[f. WATER sb. + FOWL sb.; cf. OHG. waʓʓarvogel (mod.G. wasser-), Du. watervogel.] Any bird that frequents the water, or inhabits the margin of lakes, rivers, seas, etc.; in mod. use chiefly applied to the larger kinds of swimming birds, esp. those that are regarded as game. Often collect. sing. for pl.
a. 1300. Cursor M., 398. Þe fifte dai On watur fuxol and fiss he wroght.
c. 1381. Chaucer, Parl. Foules, 327. But watir foule sate lowest in the dale. Ibid., 554. The watir foules.
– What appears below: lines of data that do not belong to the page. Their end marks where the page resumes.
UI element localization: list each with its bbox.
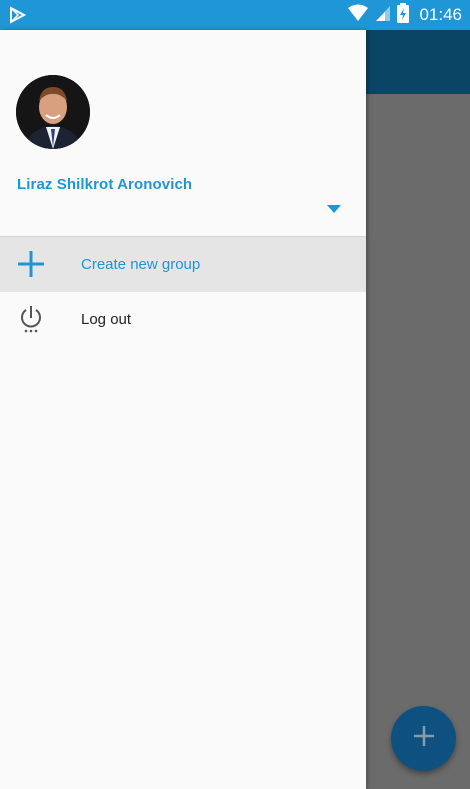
fab-add-button[interactable] <box>391 706 456 771</box>
user-name: Liraz Shilkrot Aronovich <box>17 176 193 193</box>
wifi-icon <box>347 4 369 27</box>
menu-item-label: Log out <box>81 311 132 328</box>
menu-item-log-out[interactable]: Log out <box>0 292 366 347</box>
avatar[interactable] <box>16 75 90 149</box>
status-bar: 01:46 <box>0 0 470 30</box>
content-scrim[interactable] <box>366 94 470 789</box>
status-time: 01:46 <box>419 5 462 24</box>
menu-item-create-new-group[interactable]: Create new group <box>0 237 366 292</box>
plus-icon <box>16 249 46 279</box>
drawer-header: Liraz Shilkrot Aronovich <box>0 30 366 237</box>
dropdown-arrow-icon[interactable] <box>327 200 341 218</box>
battery-charging-icon <box>397 2 410 28</box>
play-store-icon <box>9 6 27 29</box>
navigation-drawer: Liraz Shilkrot Aronovich Create new grou… <box>0 30 366 789</box>
signal-icon <box>375 4 391 27</box>
power-icon <box>16 304 46 334</box>
plus-icon <box>412 724 436 753</box>
app-bar-scrim[interactable] <box>366 30 470 94</box>
menu-item-label: Create new group <box>81 256 201 273</box>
1398. Trevisa, Barth. De P. R., V. xxix. (1495), 140. Water foules haue bytwene theyr toes and clawes as it were a skynne.
1433. Lydg., S. Edmund, II. 162. Al watir foul and foul upon the lond.
1538. Elyot, Dict., Querquedula, a waterfowle callyd a teale.
a. 1593. Marlowe & Nashe, Dido, IV. v. 1382. Where thou shalt see White Swannes, and many louely water fowles.
1610. Holland, Camdens Brit. (1637), 499. Great store of young water-fowle.
1798. Coleridge, Parl. Oscill., 29. You know that water-fowl that cries, Quack! Quack!?
1843. Marryat, M. Violet, xliv. The water-fowls are plentiful, such as swans, geese, ducks.
1870. Bryant, Iliad, II. 564. As when waterfowl of many tribesGeese, cranes and long-necked swansdisport themselves.
attrib. 1903. Amer. Sportsmans Libr., IV. (title), The Water-Fowl Family.